My Experience At Gettysburg

This is the closest I will come to posting a family pic at Gettysburg
We arrived in Gettysburg two days ago. Yesterday we explored the Gettysburg National Military Park. We took the driving audio tour. Today we visited the excellent park museum. Normally, while on this trip, when we visit some historical location, I have posted fun family photos. After two days, it’s clear that Gettysburg is not the appropriate place for this. How can you feel right about posting a family selfie in a place where nearly as many Americans lost their lives in a single battle (51,112) as in the entire Vietnam War (58,209). The whole place is a giant cemetery.
Some faces of men who lost their lives at the battle of Gettysburg from the Gettysburg National Military Park Museum
After spending a day travelling the battlefield and hearing the historical retelling of the battle and a day exploring the museum, I can only think of one other place that I have felt was darker: Birkenau. Mind you, Birkenau was a Nazi death camp where along with Auschwitz over 1.1 million people were put to death. However the feeling is the similar, this is a place where too many people died. Not a place for family selfies.

The town of Gettysburg is surrounded on three sides by the battlefields. As you travel the battlefields or even the town it is hard to go more than an 100 yards without viewing a memorial for fallen American soldiers. It is a hard place to introduce your children to history, especailly as the audio tour introduces you stories like the Wheatfield, an area the size of a couple football fields where thousands of men died. There were so many deaths that they said you could walk portions of the field without touching the ground. However, both the Union and Confederate armies retreated from this field for days leaving the wounded to fend for themselves. Even as a nearby farm’s pigs were unintentionally set loose from their pen, with the injured having to fend off the pigs as they fed on the dead and dying.

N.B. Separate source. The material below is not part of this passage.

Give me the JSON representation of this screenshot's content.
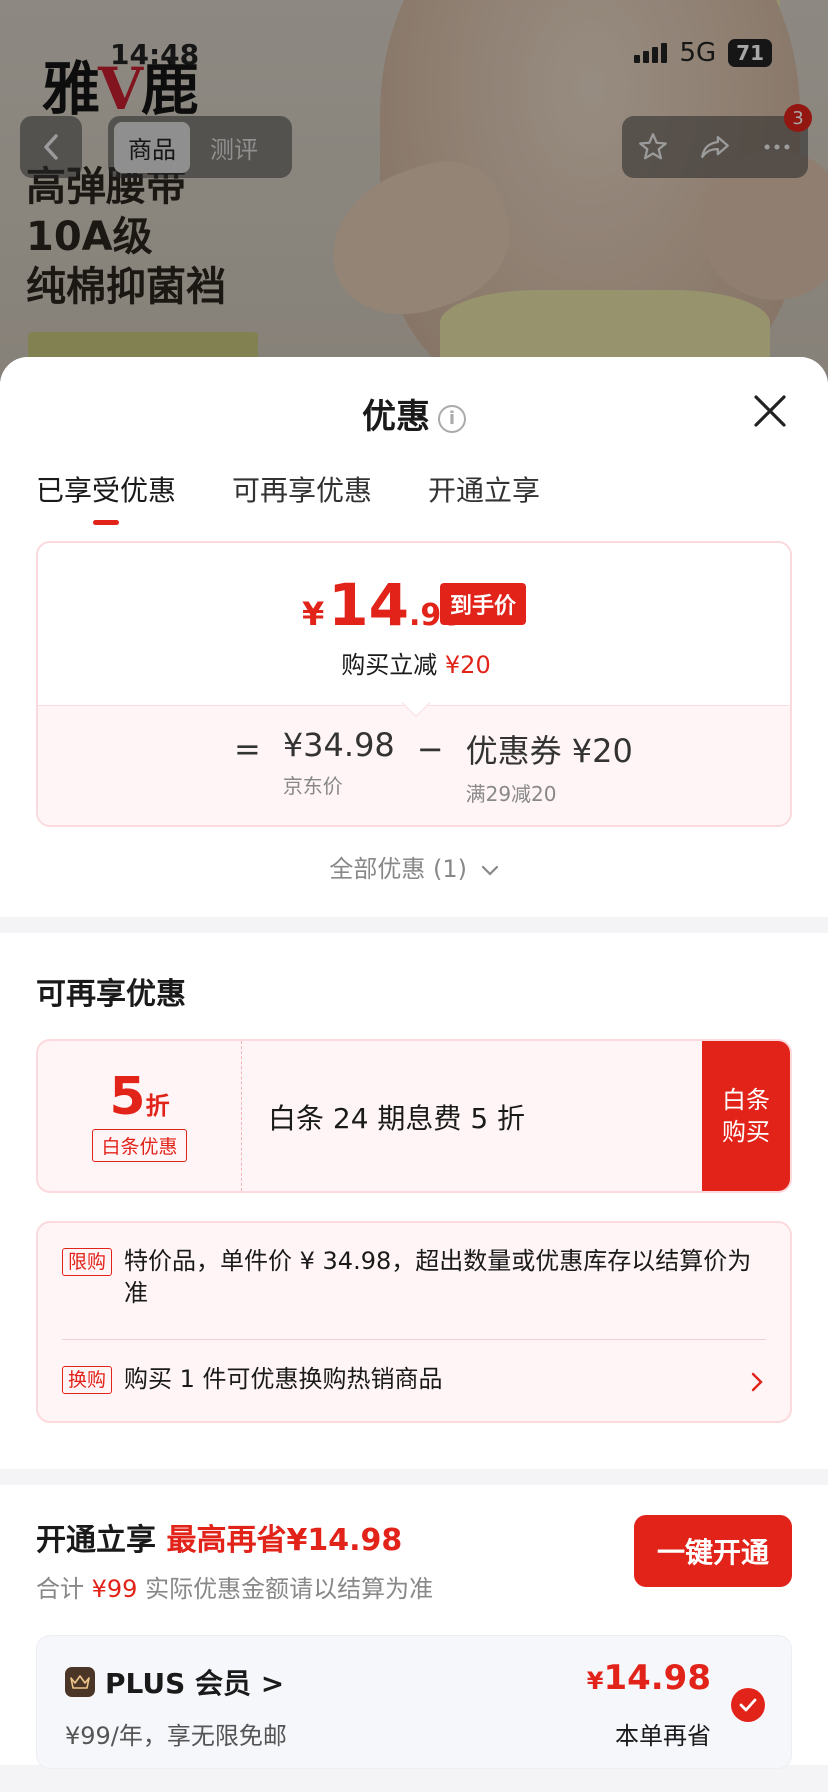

Despite the horrors of the battle that was fought here, I am glad I came. I learned more about the Civil War in the past two days than I could have possibly imagined. There was so much to take in, and my daughters really don't have any mental frame of reference to be able to begin to appreciate what happened here (actually I don't have any mental frame of refernce for this), so I'm not sure how much of this is sinking in now. I can just hope that later on, perhaps when my daughters are in highschool, they study the American Civil War and they will have the memories of this place to draw upon.

1 comment:

  1. Great thoughts on your visit. My comparison was Normandy. Yet those that died there were not citizens of the same country. It is hard to imagine the enormity of the battles and the loss.